Thursday, June 7, 2012

Week 23 of 2012 - Leaving Home

I left home really early, sixteen years old to be exact.  I had made this very adult like decision and I got pregnant and now it was time to take responsibility for my actions.  I had no idea what the future held for me BUT I knew that there would be a baby in it....sooner rather than later. The 2nd most difficult day of my life was the day the positive pregnancy test came back...This was in the early days of pregnancy test. It was 1972, when a teen pregnancy was treated very differently than today.  I had relied on a friend's Mom to help me get it. She called me on Saturday to give me the positive results.  I told my boyfriend that night and from the beginning we talked about getting married.  There was never a doubt in our minds that it was the right thing to do.

My boyfriend and I decided to take a few days to think about how we would tell our parents. By Monday, morning all of my friends and most of  the school knew that I was pregnant. It became very obvious that we were going to have to tell our parents NOW.  I had confided in my friend's Mother because I trusted her.  I had not confided in her daughter.  I believe to this day that my confidant had no idea that her daughter would spread this information around the school in 24 hours, but she did! Her daughter called everyone she knew and the information spread around like a wild fire.  This became a critical lesson to me about friendship.  I learned the type of friend I wanted to be and the type I did not want to be. I learned that not all people will be your friends. It was the first time I learned how hurtful it was to be betrayed.

That day became the most difficult day of my life. I spoke to my boyfriend and told him what happen and then I went home to tell my parents.  When I arrived home from school, my mother was sitting  in the family room in front of the TV watching her "Soaps".  I can still see it today!  She had two or three soaps that she watched everyday!  I thought they were the biggest waste of time but she loved them and really did not want to be bothered while she was watching them.  I sat in Dad's chair while she sat on the love seat.  For nearly two hours I tried to build up the courage to tell her what I knew she needed to know.   Several times tears welled up in my eyes but she did not seem to notice.  Eventually after what seemed like an eternity, I said " Mom, I need to tell you something" and I started to cry.  Through my sobs I told her,"I'm pregnant".  The look of shock and disbelief haunts me to this day. She was speechless and after what seemed to me the the most agonizing silence, she said, "How do you know?" I explained that I had a friend's Mom run a pregnancy test for me.  She said, "Those aren't always accurate! I need to call your Dad!! " And she left the room. I could hear her mumbling in the other room as I sat in Dad's Chair and cried.

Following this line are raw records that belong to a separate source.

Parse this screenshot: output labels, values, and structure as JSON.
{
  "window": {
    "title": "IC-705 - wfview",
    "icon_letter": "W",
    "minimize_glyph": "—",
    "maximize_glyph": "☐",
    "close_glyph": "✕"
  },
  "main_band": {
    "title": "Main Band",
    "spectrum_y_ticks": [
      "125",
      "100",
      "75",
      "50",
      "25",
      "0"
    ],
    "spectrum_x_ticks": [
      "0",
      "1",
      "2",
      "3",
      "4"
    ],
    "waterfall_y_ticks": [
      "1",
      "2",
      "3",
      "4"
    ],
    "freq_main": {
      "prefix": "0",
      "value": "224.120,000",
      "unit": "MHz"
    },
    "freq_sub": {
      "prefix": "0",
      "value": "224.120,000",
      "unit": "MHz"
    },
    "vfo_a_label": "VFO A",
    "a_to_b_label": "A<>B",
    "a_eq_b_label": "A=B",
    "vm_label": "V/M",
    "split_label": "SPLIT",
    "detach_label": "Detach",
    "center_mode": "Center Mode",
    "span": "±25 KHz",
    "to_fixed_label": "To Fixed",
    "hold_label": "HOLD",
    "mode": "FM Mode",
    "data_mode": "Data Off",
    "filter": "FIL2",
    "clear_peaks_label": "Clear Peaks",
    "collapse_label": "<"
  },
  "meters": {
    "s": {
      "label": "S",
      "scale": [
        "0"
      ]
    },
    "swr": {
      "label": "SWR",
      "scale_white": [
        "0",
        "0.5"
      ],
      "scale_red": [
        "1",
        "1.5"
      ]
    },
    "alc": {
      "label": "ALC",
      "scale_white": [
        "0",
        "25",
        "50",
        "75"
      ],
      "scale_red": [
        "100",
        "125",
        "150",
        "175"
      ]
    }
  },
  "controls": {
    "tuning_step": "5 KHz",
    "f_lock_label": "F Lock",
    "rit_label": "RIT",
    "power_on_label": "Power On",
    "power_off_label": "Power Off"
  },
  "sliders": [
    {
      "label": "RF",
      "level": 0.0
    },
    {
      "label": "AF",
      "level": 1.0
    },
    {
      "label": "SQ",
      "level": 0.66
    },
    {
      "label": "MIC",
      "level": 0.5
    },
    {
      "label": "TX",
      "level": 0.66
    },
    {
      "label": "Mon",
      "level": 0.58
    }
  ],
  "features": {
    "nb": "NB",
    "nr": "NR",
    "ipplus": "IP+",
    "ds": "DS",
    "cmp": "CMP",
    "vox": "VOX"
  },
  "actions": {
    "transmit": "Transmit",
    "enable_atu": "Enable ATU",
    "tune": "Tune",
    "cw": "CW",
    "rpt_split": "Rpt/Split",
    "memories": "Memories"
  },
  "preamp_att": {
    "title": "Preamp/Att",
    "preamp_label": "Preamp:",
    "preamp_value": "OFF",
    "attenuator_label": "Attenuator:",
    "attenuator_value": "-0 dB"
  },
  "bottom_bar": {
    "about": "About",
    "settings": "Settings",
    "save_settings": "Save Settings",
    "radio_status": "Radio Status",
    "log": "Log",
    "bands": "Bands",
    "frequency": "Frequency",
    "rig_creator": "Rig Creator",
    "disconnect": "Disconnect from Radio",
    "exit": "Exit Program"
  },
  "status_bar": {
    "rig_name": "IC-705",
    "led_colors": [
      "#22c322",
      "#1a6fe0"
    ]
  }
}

Eventually I went to my room and cried some more.  Dad came home from work and came straight to my room.  Dad rarely even came upstairs and when he did he always knocked on a closed door.  Not today, he fling opened the door and said, "How could you do this to your Mother and I?" I felt a piercing pain in my heart as I sobbed.  I had let them down in the worse possible way that I could.  He stood in the doorway for a few moments and then he turned and left the room.  Later in the evening he came back upstairs.  He told me very calmly that I had made an adult decision  and now I would need to make some more.  He asked me, " what do you plan to do now?"  I told him, that Gary and I planned to get married.  He told me that marriage was not my only option.  He said,  "You know that you could always give the baby up for adoption.  There are many couples who are waiting for this very special opportunity."  I nodded and began to cry again.  "I don't want to do that", I told him and once again he left the room. 

In the days that followed, it was painfully obvious how much I had disappointed my parents but I could not undo what I had done.  Over the next week or so I continued to insisted that Gary and I would marry so my Dad told me, " Well you need to tell your Grandfather and maybe he will marry you or maybe we'll have to do something else."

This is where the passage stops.